This year, some of Australia’s biggest and best known companies – Telstra, National Australia Bank (NAB), Officeworks and Woolworths – have decided to cut jobs locally, while creating more overseas. Those will mainly be in India, the Philippines and Vietnam.
Sending jobs offshore – also known as “offshoring” – is not new. For decades, companies have shifted call centres, routine processing and back office work offshore.
Now, firms are also increasingly moving other higher value roles overseas. These include technology development, artificial intelligence (AI), analytics, cybersecurity, finance, digital operations and even human relations.
These are not peripheral activities. They are the capabilities that help organisations innovate, solve problems and compete. Australian companies are not simply moving work offshore. They are globalising key parts of their corporate brain.
What’s been announced?
A series of announcements this year suggest this offshoring shift is accelerating among leading Australian companies.
- Telstra (February 2026): up to 650 Australian jobs could go, with some roles shifting to a “specialist hub” in India.
- NAB (March and May 2026): preparing to reduce staff by 170 in Australia while adding 237 roles in India and Vietnam, with potential expansion of more than 1,000 employees.
- Officeworks (May 2026): hundreds of technology, support, and back-office roles lost in Sydney and Melbourne, expected to go to India and the Philippines or be replaced by AI.
- Woolworths (June 2026): confirmed plans to send some of its 10,000 corporate staff offshore, with hundreds expected to go from IT, finance, and HR.
Why companies say they need to act
Companies argue these changes are not just about cost-cutting, but also about improving efficiency, accessing people with specialised skills, and staying globally competitive. For instance, Woolworths said the changes were needed to “remain competitive with the rapid expansion of international players in Australia’s market.”
Their logic is understandable. Technology workers are expensive and often difficult to recruit locally. Countries like India, Vietnam, and the Philippines now possess large pools of highly skilled engineers, data scientists, and digital professionals.
The concern is not simply that jobs are moving overseas. It is what Australia might miss out on if this trend continues.
What’s Australia really losing?
The roles increasingly being sent offshore – such as AI, analytics, cybersecurity, and digital operations – are where firms develop products, analyse customers, improve processes, and build future capabilities.
If more of this work moves offshore, Australia risks retaining the brands and customers, but gradually losing expertise needed to underpin long-term competitiveness.
There is also a talent pipeline issue. Many of these positions are entry points for graduates and early-career professionals – where people acquire skills and prepare for more senior leadership roles.

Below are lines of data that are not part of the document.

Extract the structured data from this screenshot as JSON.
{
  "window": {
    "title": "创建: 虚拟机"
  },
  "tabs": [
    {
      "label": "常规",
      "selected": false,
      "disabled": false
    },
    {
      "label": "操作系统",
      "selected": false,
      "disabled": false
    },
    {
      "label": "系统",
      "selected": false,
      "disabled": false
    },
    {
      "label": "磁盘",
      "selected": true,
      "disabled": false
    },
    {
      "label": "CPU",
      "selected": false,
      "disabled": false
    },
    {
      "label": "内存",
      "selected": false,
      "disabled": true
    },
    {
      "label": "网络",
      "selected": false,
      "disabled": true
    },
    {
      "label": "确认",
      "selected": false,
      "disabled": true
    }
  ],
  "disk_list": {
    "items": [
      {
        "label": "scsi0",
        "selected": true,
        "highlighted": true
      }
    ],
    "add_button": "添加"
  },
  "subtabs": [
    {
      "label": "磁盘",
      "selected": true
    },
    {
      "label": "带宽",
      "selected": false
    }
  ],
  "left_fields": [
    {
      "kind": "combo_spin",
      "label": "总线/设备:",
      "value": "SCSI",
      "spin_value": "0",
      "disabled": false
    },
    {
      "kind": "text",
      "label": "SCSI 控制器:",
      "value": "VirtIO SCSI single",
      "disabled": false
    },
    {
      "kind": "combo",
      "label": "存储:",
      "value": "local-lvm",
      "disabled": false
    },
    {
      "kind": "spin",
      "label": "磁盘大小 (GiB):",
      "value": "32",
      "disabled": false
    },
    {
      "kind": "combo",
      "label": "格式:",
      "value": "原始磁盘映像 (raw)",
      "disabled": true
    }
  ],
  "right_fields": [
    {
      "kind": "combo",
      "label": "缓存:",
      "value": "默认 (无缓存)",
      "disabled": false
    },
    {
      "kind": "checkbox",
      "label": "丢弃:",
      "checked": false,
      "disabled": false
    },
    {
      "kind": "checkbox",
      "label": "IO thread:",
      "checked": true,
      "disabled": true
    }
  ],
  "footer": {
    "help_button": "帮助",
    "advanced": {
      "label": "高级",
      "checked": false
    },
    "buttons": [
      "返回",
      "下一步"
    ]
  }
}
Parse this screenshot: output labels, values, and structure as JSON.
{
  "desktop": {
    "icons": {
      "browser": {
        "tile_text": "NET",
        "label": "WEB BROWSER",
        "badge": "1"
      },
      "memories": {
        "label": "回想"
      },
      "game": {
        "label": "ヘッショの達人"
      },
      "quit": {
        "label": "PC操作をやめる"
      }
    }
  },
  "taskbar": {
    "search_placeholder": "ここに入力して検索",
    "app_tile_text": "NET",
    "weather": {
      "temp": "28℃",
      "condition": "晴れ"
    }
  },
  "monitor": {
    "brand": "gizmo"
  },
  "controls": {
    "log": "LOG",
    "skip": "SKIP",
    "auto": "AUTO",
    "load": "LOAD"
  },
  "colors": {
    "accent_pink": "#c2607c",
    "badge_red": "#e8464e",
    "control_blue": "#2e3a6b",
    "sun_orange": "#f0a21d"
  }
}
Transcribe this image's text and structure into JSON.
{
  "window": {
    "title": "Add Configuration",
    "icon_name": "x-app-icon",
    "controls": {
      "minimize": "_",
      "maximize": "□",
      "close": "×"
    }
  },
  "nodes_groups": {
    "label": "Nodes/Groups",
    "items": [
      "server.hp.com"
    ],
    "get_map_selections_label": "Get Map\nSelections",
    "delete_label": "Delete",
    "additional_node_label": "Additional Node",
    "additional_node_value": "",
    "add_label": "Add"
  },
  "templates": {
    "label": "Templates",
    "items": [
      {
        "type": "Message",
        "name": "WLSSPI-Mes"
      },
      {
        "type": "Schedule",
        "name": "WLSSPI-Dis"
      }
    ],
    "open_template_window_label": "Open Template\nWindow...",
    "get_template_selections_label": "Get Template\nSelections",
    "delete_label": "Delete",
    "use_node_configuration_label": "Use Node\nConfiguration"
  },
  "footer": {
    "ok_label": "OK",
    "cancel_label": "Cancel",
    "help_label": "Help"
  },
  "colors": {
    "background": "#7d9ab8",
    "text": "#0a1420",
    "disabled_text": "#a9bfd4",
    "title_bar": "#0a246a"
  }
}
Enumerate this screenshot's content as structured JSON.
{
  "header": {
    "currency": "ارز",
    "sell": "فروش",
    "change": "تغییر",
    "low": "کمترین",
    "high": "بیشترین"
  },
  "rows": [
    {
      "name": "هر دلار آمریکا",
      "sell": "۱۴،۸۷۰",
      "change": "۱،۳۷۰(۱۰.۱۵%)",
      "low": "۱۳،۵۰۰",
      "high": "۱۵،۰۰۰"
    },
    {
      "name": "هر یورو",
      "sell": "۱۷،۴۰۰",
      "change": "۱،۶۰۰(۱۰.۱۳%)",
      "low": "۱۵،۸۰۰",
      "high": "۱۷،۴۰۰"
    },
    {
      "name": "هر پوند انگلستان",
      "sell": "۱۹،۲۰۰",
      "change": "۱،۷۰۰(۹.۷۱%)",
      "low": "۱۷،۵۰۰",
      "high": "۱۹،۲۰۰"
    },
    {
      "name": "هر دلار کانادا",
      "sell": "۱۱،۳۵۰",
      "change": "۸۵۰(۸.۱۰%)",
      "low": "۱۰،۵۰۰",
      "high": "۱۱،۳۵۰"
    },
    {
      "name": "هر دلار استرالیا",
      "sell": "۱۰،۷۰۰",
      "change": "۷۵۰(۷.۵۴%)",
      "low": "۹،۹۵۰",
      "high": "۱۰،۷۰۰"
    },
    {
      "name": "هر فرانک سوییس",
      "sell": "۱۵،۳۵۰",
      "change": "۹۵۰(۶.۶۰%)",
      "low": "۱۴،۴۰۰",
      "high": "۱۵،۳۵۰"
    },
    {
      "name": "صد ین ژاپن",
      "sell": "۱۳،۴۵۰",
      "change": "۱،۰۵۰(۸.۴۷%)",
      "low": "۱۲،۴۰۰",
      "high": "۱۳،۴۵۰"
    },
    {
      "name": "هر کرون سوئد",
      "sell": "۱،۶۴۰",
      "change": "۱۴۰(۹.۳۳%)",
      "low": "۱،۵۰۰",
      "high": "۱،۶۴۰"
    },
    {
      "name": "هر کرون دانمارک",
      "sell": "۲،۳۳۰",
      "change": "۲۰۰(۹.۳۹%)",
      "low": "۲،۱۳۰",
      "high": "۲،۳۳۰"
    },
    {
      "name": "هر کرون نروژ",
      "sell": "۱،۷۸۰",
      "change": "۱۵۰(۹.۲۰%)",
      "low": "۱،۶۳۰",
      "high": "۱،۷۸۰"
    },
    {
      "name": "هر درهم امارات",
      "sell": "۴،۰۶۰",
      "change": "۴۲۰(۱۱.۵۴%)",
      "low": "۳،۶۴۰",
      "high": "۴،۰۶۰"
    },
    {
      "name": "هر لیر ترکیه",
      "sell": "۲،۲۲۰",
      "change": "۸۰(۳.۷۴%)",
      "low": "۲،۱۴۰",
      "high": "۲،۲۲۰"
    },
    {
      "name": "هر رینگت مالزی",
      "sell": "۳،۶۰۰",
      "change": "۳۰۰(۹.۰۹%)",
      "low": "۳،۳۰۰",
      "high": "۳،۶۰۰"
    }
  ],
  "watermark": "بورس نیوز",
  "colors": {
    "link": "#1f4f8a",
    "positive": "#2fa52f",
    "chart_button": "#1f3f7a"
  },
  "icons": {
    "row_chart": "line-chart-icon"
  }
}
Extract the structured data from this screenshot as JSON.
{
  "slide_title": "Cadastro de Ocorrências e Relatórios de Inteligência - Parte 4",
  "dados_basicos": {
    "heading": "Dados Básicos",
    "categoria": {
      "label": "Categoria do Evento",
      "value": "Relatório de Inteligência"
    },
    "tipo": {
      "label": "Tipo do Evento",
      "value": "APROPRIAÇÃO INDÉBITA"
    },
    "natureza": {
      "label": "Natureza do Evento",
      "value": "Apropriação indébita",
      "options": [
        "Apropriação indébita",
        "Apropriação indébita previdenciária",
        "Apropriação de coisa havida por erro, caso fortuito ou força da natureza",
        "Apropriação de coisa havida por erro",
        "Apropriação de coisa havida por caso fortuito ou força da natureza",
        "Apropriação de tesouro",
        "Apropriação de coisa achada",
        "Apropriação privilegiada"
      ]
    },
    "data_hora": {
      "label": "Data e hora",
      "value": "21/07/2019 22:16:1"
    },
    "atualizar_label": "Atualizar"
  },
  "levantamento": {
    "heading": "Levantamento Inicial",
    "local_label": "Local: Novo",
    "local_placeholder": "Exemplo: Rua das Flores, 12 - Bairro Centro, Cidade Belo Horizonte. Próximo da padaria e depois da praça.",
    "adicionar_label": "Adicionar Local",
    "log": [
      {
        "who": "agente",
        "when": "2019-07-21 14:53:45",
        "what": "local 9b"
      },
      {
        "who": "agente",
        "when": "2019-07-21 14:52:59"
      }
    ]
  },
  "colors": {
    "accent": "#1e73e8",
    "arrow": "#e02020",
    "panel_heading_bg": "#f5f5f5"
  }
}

The effects may not be immediately visible. But if this trend continues, Australia risks becoming more dependent on imported expertise while producing fewer opportunities for career development here.
What can we do?
Finding and hiring the best global talent has become a normal feature of modern business. The challenge is ensuring that offshoring complements, rather than replaces, Australia’s ability to develop its own workforce.
That will require a better coordinated response from government, universities, TAFEs, and employers.
Australia needs stronger investment in AI, cybersecurity, and digital skills, alongside better graduate pathways and reskilling opportunities.
Universities and TAFEs need to do more to prepare students for an AI-driven labour market, focusing not only on technical expertise but also on adaptive skills like critical thinking, problem-solving, digital and AI literacy, and encouraging lifelong learning.
Corporate leaders also have a role to play. Companies based in Australia benefit from Australian consumers and operating in a stable, open economy.
Not every role can be expected to stay in Australia. But our major companies should be as transparent as possible about which capabilities are being moved offshore – and how they are still going to invest in local talent development.
Consumers, shareholders, and superannuation funds can also ask companies harder questions. For instance, if high-value work is being sent offshore, what’s being done to ensure the next generation of Australian talent still has a pathway into these careers?
Access to global talent can strengthen Australian firms. But we also need to see greater investment in the next generation of Australian workers, who will shape our economic future.